Question

I'm working with a librarian to re-structure his organization's digital photography archive.

I've built a Python robot with Mechanize and BeautifulSoup to pull about 7000 poorly structured and mildy incorrect/incomplete documents from a collection. The data will be formatted for a spreadsheet he can use to correct it. Right now I'm guesstimating 7500 HTTP requests total to build the search dictionary and then harvest the data, not counting mistakes and do-overs in my code, and then many more as the project progresses.

I assume there's some sort of built-in limit to how quickly I can make these requests, and even if there's not I'll give my robot delays to behave politely with the over-burdened web server(s). My question (admittedly impossible to answer with complete accuracy), is about how quickly can I make HTTP requests before encountering a built-in rate limit?

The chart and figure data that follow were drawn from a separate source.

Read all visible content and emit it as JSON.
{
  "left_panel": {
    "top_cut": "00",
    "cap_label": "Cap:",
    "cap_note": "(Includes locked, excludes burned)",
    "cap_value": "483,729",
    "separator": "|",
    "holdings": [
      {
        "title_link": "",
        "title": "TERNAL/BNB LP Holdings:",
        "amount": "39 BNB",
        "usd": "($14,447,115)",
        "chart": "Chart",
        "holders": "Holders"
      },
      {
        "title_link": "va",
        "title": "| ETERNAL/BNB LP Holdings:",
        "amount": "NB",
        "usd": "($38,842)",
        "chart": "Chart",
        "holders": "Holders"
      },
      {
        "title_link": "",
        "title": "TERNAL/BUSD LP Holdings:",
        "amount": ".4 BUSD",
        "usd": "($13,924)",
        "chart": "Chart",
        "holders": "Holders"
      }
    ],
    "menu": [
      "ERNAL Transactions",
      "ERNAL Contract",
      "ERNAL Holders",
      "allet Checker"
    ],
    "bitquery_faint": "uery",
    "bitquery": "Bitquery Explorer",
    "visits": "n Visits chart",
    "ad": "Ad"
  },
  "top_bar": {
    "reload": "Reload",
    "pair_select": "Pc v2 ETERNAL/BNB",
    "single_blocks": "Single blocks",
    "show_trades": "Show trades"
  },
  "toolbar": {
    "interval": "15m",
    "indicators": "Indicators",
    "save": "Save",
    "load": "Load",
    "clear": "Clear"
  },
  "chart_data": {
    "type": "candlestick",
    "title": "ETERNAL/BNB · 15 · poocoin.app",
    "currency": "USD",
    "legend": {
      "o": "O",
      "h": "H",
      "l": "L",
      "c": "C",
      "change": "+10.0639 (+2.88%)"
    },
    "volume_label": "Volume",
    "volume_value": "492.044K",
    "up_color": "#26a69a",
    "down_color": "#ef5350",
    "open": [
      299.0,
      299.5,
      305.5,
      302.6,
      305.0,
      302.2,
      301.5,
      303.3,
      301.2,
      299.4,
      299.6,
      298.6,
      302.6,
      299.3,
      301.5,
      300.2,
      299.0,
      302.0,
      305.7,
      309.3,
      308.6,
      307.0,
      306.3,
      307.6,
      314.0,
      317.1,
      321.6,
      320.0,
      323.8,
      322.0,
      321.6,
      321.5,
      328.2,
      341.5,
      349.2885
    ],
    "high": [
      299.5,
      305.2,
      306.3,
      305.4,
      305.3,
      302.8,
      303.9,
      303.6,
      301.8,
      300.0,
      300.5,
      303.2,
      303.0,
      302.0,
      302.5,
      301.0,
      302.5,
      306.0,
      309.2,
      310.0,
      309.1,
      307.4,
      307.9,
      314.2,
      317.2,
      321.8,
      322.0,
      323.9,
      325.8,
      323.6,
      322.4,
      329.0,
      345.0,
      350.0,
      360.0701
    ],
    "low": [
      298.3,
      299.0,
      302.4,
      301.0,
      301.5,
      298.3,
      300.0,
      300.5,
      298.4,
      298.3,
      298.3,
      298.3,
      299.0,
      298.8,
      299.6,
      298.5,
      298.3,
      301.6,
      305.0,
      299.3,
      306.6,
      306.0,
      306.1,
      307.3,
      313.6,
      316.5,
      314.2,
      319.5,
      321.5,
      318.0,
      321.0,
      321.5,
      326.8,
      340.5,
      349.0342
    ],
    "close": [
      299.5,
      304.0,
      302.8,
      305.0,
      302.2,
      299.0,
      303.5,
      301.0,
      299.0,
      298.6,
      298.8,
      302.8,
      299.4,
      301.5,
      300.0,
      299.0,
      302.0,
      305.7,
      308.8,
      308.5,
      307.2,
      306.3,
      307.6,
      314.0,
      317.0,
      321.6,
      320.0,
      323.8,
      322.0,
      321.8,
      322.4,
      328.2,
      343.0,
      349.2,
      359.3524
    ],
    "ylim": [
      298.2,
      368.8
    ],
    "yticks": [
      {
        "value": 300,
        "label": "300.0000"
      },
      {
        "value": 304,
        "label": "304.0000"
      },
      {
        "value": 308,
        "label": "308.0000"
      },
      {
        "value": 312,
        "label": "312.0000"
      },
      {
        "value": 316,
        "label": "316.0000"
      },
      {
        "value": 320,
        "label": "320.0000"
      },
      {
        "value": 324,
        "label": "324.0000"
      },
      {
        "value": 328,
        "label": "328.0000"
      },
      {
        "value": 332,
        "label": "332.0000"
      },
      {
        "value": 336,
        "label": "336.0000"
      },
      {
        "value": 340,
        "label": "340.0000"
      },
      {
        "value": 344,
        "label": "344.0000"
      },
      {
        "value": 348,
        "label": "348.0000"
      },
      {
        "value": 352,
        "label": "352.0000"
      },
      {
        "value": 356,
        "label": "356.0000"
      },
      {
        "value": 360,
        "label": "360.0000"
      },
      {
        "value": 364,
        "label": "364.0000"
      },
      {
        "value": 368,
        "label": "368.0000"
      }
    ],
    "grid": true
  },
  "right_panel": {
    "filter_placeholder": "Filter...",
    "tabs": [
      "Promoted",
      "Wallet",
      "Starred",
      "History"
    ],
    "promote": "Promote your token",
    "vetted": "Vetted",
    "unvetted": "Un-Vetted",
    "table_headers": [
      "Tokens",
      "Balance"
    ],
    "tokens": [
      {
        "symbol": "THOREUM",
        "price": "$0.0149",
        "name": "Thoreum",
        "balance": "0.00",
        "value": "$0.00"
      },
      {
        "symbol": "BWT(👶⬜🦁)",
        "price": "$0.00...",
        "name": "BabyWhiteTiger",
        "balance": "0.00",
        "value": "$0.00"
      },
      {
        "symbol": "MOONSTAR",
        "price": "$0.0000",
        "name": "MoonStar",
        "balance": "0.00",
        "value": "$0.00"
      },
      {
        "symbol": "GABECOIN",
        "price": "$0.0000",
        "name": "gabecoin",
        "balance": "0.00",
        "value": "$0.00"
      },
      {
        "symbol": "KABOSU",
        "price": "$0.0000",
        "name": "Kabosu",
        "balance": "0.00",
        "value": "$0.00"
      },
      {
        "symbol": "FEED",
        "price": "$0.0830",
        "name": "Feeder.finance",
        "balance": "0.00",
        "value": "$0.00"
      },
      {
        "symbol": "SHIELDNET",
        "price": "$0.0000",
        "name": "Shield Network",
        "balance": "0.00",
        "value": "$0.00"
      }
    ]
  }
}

I would prefer not to publish the URL for the domain we're scraping, but if it's relevant I'll ask my friend if it's okay to share.

Note: I realize this is not the best way to solve our problem (re-structuring/organizing the database) but we're building a proof-of-concept to convince the higher-ups to trust my friend with a copy of the database, from which he'll navigate the bureaucracy necessary to allow me to work directly with the data.

They've also given us the API for an ATOM feed, but it requires a keyword to search and seems useless for the task of stepping through every photograph in a particular collection.

Was it helpful?

Solution

There's no built-in rate limit for HTTP. Most common web servers are not configured out of the box to rate limit. If rate limiting is in place, it will almost certainly have been put there by the administrators of the website and you'd have to ask them what they've configured.

Some search engines respect a non-standard extension to robots.txt that suggests a rate limit, so check for Crawl-delay in robots.txt.

HTTP does have a concurrent connection limit of two connections, but browsers have already started ignoring that and efforts are underway to revise that part of the standard as it is quite outdated.